Werner, R. (1975) Jah-hět of Malaysia, Art and Culture. Penerbit Universiti Malaya, Kuala Lumpur.

Bregdi

Bregdi

A malicious sea monster from Shetland waters, the Bregdi is feared for its habit of chasing boats. Once it has caught up with a boat, it wraps its long fins around it, putting them up over the gunwales, and dives with the boat in its deadly embrace.

Fortunately a bregdi’s attentions can be deterred in two ways. Like many other supernatural creatures, the bregdi hates the touch of cold steel. A simple skuni (knife) is more than enough to combat it. Slashing the fins as soon as they appear over the gunwales will make it let go and flee. It is also terrified of amber beads, and a single amber bead thrown at a bregdi is enough to scare it off.

References

Angus, J. S. (1914) A Glossary of the Shetland Dialect. Alexander Gardner, Paisley.

Fleming, M. (2002) Not of this World: Creatures of the Supernatural in Scotland. Mercat Press, Edinburgh.

Bès Jě’la Kòy

Variations: Hantu Kepala Berduri (Malay), Spiky-head Spirit

The Bès Jě’la Kòy, “spiky-head spirit”, is one of many bès or spirits from the folklore of the Jah Hut people of Malaysia. It lives on top of termite hills and knows how long every person will live. If it judges that a person’s lifespan is too short, it will take them into the termite hill to be friends with it forever.

A spiky-head spirit takes one person a year into its termite hill.

References

Werner, R. (1975) Jah-hět of Malaysia, Art and Culture.

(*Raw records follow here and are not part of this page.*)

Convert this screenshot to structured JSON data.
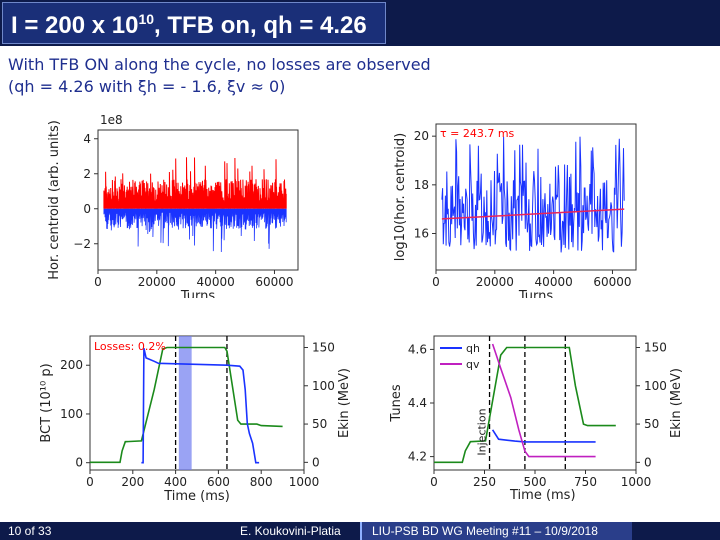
{
  "slide": {
    "title_main": "I = 200 x 10",
    "title_sup": "10",
    "title_tail": ", TFB on, qh = 4.26",
    "subtitle_line1": "With TFB ON along the cycle, no losses are observed",
    "subtitle_line2": "(qh = 4.26  with ξh = - 1.6, ξv ≈ 0)"
  },
  "footer": {
    "left": "10 of 33",
    "middle": "E. Koukovini-Platia",
    "right": "LIU-PSB BD WG Meeting #11 – 10/9/2018"
  },
  "extra_label": "Time (ms)",
  "chart_data": [
    {
      "type": "line",
      "name_ref": "hor-centroid-vs-turns",
      "offset_label": "1e8",
      "xlabel": "Turns",
      "ylabel": "Hor. centroid (arb. units)",
      "xticks": [
        "0",
        "20000",
        "40000",
        "60000"
      ],
      "yticks": [
        "−2",
        "0",
        "2",
        "4"
      ],
      "xlim": [
        0,
        68000
      ],
      "ylim": [
        -3.5,
        4.5
      ],
      "colors": {
        "pos": "#ff0000",
        "neg": "#1a33ff"
      }
    },
    {
      "type": "line",
      "name_ref": "log-hor-centroid-vs-turns",
      "xlabel": "Turns",
      "ylabel": "log10(hor. centroid)",
      "xticks": [
        "0",
        "20000",
        "40000",
        "60000"
      ],
      "yticks": [
        "16",
        "18",
        "20"
      ],
      "xlim": [
        0,
        68000
      ],
      "ylim": [
        14.5,
        20.5
      ],
      "annotation": "τ = 243.7 ms",
      "fit_line": {
        "y_start": 16.6,
        "y_end": 17.0
      },
      "colors": {
        "data": "#1a33ff",
        "fit": "#e8245a",
        "annotation": "#ff0000"
      }
    },
    {
      "type": "line",
      "name_ref": "bct-vs-time",
      "xlabel": "Time (ms)",
      "ylabel": "BCT (10¹⁰ p)",
      "y2label": "Ekin (MeV)",
      "annotation": "Losses: 0.2%",
      "xticks": [
        "0",
        "200",
        "400",
        "600",
        "800",
        "1000"
      ],
      "yticks": [
        "0",
        "100",
        "200"
      ],
      "y2ticks": [
        "0",
        "50",
        "100",
        "150"
      ],
      "xlim": [
        0,
        1000
      ],
      "ylim": [
        -15,
        260
      ],
      "y2lim": [
        -10,
        165
      ],
      "vlines": [
        400,
        640
      ],
      "shaded": [
        415,
        475
      ],
      "colors": {
        "bct": "#1a33ff",
        "ekin": "#1b8a1b",
        "shade": "#6f7cf0",
        "annotation": "#ff0000"
      }
    },
    {
      "type": "line",
      "name_ref": "tunes-vs-time",
      "xlabel": "Time (ms)",
      "ylabel": "Tunes",
      "y2label": "Ekin (MeV)",
      "legend": [
        "qh",
        "qv"
      ],
      "legend_position": "top-left",
      "annotation": "Injection",
      "xticks": [
        "0",
        "250",
        "500",
        "750",
        "1000"
      ],
      "yticks": [
        "4.2",
        "4.4",
        "4.6"
      ],
      "y2ticks": [
        "0",
        "50",
        "100",
        "150"
      ],
      "xlim": [
        0,
        1000
      ],
      "ylim": [
        4.15,
        4.65
      ],
      "y2lim": [
        -10,
        165
      ],
      "vlines": [
        275,
        450,
        650
      ],
      "colors": {
        "qh": "#1a33ff",
        "qv": "#c020c0",
        "ekin": "#1b8a1b"
      }
    }
  ]
}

Penerbit Universiti Malaya, Kuala Lumpur.

Bøjg

Variations: Boyg, Bøjgen, Bojgen, Bøygen, Boygen, The Great Bøjg of Etnedal

Bojg

The Great Bøjg of Etnedal is a troll encountered by Peer Gynt in his Gutsbrandal adventures. It was memorable enough that Ibsen included it in his version of Peer Gynt, making it an even more otherworldly creature.

The Bøjg is vast, slimy, slippery, persistent, and shapeless. In the original fairytale, it has a head, which lessens its shapelessness somewhat. Ibsen describes it as a misty, slimy being, neither dead nor alive. Running into it is like running into a nest of sleepy growling bears. Its name comes from bøje, to bend, implying something twisting but also something that forces you to turn elsewhere, conquering without attacking. It coils around houses in the dark, or encircles its victims and bewilders them. Attacking the Bøjg directly is futile.

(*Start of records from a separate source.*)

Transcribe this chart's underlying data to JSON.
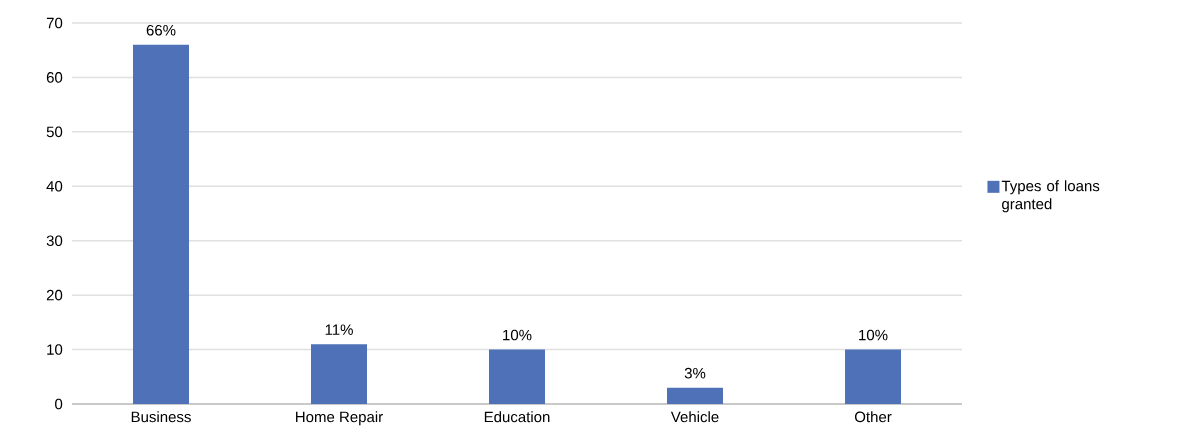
{
  "chart_data": {
    "type": "bar",
    "categories": [
      "Business",
      "Home Repair",
      "Education",
      "Vehicle",
      "Other"
    ],
    "series": [
      {
        "name": "Types of loans granted",
        "color": "#4e71b8",
        "values": [
          66,
          11,
          10,
          3,
          10
        ],
        "value_labels": [
          "66%",
          "11%",
          "10%",
          "3%",
          "10%"
        ]
      }
    ],
    "ylim": [
      0,
      70
    ],
    "yticks": [
      0,
      10,
      20,
      30,
      40,
      50,
      60,
      70
    ],
    "grid": "y",
    "legend": "right"
  }
}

Wherever Gynt turns, he finds himself running into the clammy unpleasant mass. The Bøjg blocks his path to a mountain hut and nothing Gynt does can defeat it. In the fairytale Gynt fires three shots into the Bøjg’s head but to no avail; he eventually defeats the Bøjg through trickery. In Ibsen’s play the Bøjg is overcome by women, psalms, and church bells.

Within Ibsen’s symbolism it is seen as an insurmountable obstacle, a being of compromise and lethargy.

References

Hopp, Z.; Ramholt, T. trans. (1961) Norwegian Folklore Simplified. Iohn Griegs Boktrykkeri, Bergen.

Ibsen, H., Watts, P. trans. (1970) Peer Gynt. Penguin Books, Harmondsworth.